40m civilian-owned firearms in India: UN

United Nation’s India Armed Violence Survey said that roughly 40 million civilians owned firearms are in India, out of an estimated 650 million civilian guns worldwide.

According to the report, 62 per cent of murders by firearms are committed only in three states Bihar, Jharkhand and Uttar Pradesh.
“About 6.3 million of the 40 million firearms just over 15 per cent are licensed. From 1999 to 2008 the total number of reported deaths from firearms, including suicides and accidents, fell by nearly half, from 12,147 in 1999 to 6,219 in 2008. Murders by gunfire in India totalled 4,101 in 2008, or 12.2 per cent of all 33,727 murders that year. Unlicensed firearms account for 86 to 92 per cent of reported firearm-related murders, depending on the year,” it said.

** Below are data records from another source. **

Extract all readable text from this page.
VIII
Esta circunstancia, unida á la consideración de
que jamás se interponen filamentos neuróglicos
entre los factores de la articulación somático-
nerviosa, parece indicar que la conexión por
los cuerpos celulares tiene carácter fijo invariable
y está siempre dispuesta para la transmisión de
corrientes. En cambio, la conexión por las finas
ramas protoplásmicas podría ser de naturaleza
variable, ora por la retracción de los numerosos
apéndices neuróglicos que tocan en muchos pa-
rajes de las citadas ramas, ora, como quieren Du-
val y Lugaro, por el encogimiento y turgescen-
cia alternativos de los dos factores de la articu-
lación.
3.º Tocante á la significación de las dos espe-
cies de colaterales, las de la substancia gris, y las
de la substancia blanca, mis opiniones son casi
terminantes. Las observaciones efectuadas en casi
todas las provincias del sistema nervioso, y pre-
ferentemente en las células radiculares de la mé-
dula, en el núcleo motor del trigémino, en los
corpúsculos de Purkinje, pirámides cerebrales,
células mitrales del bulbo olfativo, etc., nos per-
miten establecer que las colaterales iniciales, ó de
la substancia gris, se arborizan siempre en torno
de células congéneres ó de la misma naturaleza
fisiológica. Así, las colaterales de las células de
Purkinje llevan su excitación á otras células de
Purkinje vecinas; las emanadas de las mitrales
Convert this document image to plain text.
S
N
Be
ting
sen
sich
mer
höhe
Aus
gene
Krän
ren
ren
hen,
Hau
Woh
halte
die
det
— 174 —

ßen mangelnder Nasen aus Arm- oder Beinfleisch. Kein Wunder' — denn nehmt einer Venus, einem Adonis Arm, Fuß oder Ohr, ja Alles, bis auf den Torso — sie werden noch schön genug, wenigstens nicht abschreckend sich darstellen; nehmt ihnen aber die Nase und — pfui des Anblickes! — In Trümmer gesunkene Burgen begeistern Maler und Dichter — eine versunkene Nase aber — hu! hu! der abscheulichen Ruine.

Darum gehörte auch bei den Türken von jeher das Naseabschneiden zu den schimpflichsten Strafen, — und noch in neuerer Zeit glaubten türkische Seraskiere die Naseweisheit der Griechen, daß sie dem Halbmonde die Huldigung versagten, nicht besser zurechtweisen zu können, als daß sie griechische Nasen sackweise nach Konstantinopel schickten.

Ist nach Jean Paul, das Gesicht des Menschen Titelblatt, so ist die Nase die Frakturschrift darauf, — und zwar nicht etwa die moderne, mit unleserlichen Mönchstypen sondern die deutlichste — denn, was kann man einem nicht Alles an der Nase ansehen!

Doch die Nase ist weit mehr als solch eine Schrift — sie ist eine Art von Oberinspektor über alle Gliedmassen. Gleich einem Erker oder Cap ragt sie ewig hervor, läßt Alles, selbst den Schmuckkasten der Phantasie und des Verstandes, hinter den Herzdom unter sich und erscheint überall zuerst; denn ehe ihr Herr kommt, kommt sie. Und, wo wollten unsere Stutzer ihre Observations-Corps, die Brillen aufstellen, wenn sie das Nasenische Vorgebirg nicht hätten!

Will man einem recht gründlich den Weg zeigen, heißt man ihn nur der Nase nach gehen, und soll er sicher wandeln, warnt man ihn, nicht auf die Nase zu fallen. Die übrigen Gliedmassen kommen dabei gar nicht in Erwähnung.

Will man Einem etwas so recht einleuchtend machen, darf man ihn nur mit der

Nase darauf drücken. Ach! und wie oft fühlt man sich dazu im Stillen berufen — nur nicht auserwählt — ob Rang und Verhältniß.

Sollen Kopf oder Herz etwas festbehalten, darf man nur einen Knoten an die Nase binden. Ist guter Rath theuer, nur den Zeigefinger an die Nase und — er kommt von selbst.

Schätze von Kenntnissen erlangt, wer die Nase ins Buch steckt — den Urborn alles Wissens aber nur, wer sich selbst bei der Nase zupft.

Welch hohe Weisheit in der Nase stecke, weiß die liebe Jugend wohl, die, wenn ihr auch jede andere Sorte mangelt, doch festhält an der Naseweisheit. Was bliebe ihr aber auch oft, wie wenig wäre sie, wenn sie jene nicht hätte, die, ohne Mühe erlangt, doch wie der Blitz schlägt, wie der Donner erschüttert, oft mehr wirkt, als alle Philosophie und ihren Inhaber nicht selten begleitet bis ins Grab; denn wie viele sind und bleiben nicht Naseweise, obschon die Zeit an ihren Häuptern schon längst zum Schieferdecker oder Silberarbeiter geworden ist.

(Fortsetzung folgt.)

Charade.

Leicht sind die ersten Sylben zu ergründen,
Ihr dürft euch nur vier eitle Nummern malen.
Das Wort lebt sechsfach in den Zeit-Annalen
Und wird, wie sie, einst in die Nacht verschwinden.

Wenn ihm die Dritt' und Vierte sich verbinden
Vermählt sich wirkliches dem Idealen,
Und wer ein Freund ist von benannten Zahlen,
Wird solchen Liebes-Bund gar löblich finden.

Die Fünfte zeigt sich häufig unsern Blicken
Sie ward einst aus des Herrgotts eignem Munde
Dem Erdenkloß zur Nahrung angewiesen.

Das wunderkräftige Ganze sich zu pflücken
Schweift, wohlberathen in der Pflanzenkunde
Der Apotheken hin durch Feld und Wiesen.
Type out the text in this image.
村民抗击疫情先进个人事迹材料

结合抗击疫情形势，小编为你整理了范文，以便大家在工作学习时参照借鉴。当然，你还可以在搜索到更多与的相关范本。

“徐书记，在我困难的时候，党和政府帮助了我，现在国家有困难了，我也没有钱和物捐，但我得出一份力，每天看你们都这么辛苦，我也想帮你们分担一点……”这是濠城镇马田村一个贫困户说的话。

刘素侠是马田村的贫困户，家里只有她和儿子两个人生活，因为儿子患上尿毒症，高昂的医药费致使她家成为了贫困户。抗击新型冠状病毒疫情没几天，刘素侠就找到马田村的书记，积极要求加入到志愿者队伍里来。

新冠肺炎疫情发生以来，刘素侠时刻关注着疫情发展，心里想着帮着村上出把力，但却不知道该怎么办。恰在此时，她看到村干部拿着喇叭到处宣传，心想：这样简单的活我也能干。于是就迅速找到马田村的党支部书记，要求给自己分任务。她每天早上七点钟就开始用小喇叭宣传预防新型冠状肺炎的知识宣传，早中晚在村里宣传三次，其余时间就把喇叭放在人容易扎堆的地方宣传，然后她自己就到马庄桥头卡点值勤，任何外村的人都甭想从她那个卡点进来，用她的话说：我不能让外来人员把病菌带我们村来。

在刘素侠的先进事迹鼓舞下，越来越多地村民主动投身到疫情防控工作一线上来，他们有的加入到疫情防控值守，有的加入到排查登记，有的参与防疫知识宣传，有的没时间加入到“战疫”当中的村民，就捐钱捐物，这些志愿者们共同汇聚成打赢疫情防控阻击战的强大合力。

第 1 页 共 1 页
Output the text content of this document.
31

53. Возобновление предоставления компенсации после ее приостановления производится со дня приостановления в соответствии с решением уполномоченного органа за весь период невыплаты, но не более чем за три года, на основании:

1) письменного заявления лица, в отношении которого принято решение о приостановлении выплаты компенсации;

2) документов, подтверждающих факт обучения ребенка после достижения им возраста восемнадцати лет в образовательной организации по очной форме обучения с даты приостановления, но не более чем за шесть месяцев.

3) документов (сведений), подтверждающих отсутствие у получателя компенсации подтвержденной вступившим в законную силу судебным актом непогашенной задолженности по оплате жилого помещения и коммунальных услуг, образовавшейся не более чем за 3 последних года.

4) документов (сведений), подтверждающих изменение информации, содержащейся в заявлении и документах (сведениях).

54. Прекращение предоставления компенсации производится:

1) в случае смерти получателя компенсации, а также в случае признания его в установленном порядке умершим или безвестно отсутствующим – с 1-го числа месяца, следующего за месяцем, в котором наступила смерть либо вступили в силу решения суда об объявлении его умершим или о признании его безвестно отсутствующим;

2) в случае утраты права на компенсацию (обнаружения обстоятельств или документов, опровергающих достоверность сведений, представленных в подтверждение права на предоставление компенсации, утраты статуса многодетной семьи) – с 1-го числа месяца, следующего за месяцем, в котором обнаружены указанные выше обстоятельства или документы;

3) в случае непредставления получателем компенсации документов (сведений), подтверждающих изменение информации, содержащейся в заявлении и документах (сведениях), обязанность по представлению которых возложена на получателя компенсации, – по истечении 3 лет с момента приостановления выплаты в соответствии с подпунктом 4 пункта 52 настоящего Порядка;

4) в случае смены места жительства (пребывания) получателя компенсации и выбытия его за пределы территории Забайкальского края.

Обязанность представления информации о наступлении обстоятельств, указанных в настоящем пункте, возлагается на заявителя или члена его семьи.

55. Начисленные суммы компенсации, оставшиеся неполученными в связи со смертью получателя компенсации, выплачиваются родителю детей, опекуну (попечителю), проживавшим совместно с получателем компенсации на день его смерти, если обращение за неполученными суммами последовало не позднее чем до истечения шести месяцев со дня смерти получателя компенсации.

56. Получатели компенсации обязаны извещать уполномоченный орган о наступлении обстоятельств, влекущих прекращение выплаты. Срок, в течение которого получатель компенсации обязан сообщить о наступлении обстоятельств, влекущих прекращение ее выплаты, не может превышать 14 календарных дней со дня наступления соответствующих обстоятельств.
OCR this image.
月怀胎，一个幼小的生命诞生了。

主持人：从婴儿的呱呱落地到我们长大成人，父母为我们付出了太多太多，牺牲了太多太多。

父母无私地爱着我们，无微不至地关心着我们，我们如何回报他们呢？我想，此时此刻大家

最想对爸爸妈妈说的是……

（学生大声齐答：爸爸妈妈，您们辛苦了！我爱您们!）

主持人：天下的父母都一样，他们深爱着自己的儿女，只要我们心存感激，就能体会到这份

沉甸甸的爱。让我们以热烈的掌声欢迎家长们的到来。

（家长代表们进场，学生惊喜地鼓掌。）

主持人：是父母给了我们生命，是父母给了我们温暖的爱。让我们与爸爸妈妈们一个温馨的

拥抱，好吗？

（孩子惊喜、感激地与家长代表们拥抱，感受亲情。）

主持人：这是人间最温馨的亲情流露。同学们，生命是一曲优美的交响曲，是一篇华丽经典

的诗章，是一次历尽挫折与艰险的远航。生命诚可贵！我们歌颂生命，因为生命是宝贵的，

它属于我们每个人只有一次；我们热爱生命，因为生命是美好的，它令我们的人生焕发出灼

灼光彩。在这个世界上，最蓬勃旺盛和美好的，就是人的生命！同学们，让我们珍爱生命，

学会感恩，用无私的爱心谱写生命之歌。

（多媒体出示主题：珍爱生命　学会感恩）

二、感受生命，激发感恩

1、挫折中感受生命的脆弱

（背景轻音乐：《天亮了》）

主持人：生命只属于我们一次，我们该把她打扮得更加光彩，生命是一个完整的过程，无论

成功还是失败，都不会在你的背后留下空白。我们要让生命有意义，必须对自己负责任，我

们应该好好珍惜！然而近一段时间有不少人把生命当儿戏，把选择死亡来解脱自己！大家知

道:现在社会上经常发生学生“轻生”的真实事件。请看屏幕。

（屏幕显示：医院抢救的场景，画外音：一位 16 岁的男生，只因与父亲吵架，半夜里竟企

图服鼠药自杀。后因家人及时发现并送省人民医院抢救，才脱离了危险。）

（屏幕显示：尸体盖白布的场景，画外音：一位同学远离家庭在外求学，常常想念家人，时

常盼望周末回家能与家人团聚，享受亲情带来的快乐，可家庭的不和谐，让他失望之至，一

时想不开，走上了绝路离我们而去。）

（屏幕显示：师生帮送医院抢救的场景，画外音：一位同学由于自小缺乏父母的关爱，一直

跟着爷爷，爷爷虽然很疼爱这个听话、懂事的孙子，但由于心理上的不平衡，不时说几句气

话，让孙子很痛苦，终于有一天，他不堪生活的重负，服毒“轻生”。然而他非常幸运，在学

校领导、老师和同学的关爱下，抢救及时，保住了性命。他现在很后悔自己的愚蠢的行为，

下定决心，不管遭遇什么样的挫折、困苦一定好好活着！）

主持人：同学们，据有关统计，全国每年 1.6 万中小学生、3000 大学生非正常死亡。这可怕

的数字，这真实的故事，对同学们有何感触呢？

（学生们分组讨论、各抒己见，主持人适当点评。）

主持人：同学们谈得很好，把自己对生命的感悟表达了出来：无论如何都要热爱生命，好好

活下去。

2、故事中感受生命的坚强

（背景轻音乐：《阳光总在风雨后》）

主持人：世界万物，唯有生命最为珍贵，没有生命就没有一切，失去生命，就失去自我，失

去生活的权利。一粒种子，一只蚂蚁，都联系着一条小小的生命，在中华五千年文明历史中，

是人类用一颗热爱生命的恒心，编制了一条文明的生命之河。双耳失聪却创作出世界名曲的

Just three states Bihar, Jharkhand, and Uttar Pradesh accounted for almost two-thirds (62.4 per cent) of all victims reportedly murdered by firearms in 2008.
Assessing the human cost and political priorities the UN reports says that “criminal violence caused more than 14 times as many violent deaths as terrorist activity in 2009, when there were 32,369 homicide victims and 2,231 deaths linked to terrorism,” it said.
According to the report terrorist violence between 1994 and 2009 resulted in 58,288 deaths, an average of more than 3,600 per year.
More than half of the dead, 52 per cent, were reportedly civilians and members of the security forces. Between 1988 and 2009, the Kashmir conflict caused at least 42,657 deaths, according to official data (more than 80,000 according to other sources).
The Maoist (Naxalite) insurgency has intensified in recent years.
The UN reports also says that the rates of violent crime reported in 2009 varied greatly across the country, ranging from fewer than 10 reported crimes per 100,000 people in the north-eastern state of Nagaland to 111 reported crimes per 100,000 in the southern Union territory of Puducherry.